# ftp-upload



## Gustaf (26. Apr 2005)

Hallo,

ich muss ein ftp-upload-Applet in eine Webseite einbauen. Jetzt habe ich das Problem mit dem Signet. Ich habe gelesen, dass es nicht ganz einfach ist mal eben so ein Signet zu bekommen.
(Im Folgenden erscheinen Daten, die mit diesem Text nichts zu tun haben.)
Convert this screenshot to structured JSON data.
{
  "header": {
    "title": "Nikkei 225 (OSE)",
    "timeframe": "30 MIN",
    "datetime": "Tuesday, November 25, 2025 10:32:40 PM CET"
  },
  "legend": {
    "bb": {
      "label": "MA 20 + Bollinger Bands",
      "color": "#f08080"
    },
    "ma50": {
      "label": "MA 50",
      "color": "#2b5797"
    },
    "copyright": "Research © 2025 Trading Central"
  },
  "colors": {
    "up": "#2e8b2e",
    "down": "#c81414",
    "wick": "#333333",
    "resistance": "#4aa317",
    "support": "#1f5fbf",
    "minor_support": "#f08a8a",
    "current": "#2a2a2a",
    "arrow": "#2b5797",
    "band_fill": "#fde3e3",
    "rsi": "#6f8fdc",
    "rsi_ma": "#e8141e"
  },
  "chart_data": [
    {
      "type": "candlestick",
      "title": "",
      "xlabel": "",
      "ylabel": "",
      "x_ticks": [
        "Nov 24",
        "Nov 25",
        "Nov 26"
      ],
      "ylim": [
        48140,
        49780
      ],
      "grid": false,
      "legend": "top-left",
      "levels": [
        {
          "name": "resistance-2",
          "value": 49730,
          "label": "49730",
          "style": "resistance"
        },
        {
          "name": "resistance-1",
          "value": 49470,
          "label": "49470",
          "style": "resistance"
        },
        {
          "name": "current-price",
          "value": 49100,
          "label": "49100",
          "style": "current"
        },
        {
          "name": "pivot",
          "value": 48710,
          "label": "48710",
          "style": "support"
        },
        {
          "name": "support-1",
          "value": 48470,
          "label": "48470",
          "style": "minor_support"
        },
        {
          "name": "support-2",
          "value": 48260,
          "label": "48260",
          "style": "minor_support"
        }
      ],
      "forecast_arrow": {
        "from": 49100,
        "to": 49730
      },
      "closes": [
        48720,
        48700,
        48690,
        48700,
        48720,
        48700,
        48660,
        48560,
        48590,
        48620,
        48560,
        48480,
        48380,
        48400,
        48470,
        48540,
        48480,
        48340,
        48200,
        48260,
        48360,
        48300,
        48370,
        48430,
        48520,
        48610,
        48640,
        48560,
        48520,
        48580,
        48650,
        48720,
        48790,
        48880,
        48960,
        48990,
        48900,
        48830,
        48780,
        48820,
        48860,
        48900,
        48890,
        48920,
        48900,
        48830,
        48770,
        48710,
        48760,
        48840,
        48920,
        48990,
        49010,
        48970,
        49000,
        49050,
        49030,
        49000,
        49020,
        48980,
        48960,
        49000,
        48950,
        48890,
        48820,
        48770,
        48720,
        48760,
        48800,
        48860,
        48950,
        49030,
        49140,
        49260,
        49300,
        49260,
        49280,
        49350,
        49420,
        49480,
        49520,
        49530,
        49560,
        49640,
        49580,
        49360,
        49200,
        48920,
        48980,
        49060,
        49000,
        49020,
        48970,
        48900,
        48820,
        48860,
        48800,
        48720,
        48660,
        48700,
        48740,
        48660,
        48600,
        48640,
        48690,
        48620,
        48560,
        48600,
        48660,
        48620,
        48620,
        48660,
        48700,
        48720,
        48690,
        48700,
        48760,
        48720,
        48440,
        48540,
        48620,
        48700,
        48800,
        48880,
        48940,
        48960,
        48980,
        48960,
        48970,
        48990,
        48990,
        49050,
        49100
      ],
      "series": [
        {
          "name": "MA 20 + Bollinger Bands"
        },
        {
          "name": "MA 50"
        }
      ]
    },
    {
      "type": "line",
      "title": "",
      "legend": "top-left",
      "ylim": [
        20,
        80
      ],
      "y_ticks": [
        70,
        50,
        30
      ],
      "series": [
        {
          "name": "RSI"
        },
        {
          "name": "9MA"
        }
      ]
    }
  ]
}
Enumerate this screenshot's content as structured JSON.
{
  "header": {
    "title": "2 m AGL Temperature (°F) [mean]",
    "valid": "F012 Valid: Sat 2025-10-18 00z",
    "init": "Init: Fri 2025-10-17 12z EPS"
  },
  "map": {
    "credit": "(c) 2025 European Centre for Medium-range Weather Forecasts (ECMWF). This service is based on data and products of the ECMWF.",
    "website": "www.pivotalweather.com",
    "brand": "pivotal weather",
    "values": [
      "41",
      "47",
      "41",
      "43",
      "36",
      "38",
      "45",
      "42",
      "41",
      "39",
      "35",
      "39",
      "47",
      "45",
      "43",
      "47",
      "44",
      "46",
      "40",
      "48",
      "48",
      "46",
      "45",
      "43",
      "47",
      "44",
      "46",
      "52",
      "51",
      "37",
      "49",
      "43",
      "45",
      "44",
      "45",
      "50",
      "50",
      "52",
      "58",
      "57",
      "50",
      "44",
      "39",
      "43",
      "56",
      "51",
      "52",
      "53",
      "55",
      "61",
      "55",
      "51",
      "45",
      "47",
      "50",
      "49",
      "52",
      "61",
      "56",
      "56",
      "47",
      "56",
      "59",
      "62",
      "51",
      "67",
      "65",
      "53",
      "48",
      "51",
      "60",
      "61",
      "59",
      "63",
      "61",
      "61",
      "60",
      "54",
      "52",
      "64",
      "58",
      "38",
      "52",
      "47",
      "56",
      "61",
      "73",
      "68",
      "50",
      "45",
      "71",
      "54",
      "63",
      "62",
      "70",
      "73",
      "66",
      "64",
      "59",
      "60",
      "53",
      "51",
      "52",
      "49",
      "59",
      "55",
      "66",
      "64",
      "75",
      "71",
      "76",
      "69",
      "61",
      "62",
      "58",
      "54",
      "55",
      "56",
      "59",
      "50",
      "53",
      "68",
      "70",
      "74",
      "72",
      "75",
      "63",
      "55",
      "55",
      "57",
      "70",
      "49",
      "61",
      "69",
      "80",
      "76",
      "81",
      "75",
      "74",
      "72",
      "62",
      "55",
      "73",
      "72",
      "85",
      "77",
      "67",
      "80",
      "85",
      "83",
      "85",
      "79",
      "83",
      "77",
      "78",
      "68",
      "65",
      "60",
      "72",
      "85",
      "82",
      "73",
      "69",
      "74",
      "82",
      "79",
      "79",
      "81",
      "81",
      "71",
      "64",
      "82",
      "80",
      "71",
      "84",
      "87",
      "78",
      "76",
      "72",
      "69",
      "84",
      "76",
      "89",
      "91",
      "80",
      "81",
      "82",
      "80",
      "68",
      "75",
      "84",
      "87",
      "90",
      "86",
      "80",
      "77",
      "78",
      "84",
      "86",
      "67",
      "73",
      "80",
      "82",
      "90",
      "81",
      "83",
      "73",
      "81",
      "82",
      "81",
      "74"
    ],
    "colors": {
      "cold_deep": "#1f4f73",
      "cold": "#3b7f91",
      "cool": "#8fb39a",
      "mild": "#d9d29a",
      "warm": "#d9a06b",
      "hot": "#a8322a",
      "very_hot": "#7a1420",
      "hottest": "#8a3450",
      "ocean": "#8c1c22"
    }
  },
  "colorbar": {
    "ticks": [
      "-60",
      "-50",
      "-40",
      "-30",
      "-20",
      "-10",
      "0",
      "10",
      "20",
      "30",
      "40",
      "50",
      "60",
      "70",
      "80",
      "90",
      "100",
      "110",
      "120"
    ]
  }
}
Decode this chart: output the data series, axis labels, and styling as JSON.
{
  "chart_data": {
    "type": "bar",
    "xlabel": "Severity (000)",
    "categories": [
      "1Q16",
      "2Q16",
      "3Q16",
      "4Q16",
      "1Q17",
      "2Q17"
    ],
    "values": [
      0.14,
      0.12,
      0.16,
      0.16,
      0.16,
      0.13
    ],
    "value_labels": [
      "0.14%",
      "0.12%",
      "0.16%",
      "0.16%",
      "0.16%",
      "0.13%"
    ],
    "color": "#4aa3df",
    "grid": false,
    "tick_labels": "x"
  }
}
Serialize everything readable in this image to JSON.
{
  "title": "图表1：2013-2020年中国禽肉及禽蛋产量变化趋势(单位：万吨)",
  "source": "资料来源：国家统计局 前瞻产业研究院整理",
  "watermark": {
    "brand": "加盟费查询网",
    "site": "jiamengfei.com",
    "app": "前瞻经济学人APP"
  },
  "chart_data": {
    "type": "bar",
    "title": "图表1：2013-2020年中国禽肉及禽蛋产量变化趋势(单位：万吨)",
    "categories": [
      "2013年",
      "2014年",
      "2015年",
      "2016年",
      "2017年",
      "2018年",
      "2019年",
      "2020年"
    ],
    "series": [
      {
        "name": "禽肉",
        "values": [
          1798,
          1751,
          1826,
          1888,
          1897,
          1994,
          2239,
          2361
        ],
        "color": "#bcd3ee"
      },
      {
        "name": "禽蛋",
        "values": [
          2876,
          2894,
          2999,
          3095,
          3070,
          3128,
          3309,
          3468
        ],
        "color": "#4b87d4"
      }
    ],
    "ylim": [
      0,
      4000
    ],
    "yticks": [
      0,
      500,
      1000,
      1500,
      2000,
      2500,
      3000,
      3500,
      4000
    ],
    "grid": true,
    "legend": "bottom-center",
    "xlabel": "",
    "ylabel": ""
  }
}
Meine Frage ist nun ob es überhaupt Sinn macht sich
damit auseinander zu setzen. 
Oder oist es vielleicht besser auf ein vorgefertigtes Upload-Tool zurückzugreifen, was ja auch nicht ganz billig ist.
Vielleicht gibt es ja noch ne andere Alternative um ein Upload größerer Daten zu machen??

Danke


----------



## KSG9|sebastian (26. Apr 2005)

warum ein applet und kein servlet ? is doch viel einfacher

guck dir mal die fileupload lib an (jakarta.apache.org)


----------



## DP (26. Apr 2005)

oder den von enterprisedt.com nehmen


----------



## Gustaf (26. Apr 2005)

Hallo,
vielen Dank für die Antwort. 
Kann man damit auch größere uploads machen auch wenn der php-Scriptupload begrenzt ist??


----------



## DP (26. Apr 2005)

mit dem teil von enterprisedt kannste uploaden bis der server platzt


----------



## gustaf (26. Apr 2005)

Hi,

danke 
Leider ist es das erste Mal das ich mit jsp arbeite. Gibt es daz eine gute Anleitung oder ein Tutorial?? :roll:


----------



## Xenobyte (26. Apr 2005)

Ich arbeite mich auch gerade in JSPs ein. Ich finde http://www.jsptutorial.org/ ziemlich gut.


----------



## Guest (26. Apr 2005)

OK,
mal ne ganz dumme Frage: Funzt das Ganze auf nem Appache Server???


----------



## Bleiglanz (26. Apr 2005)

nein


----------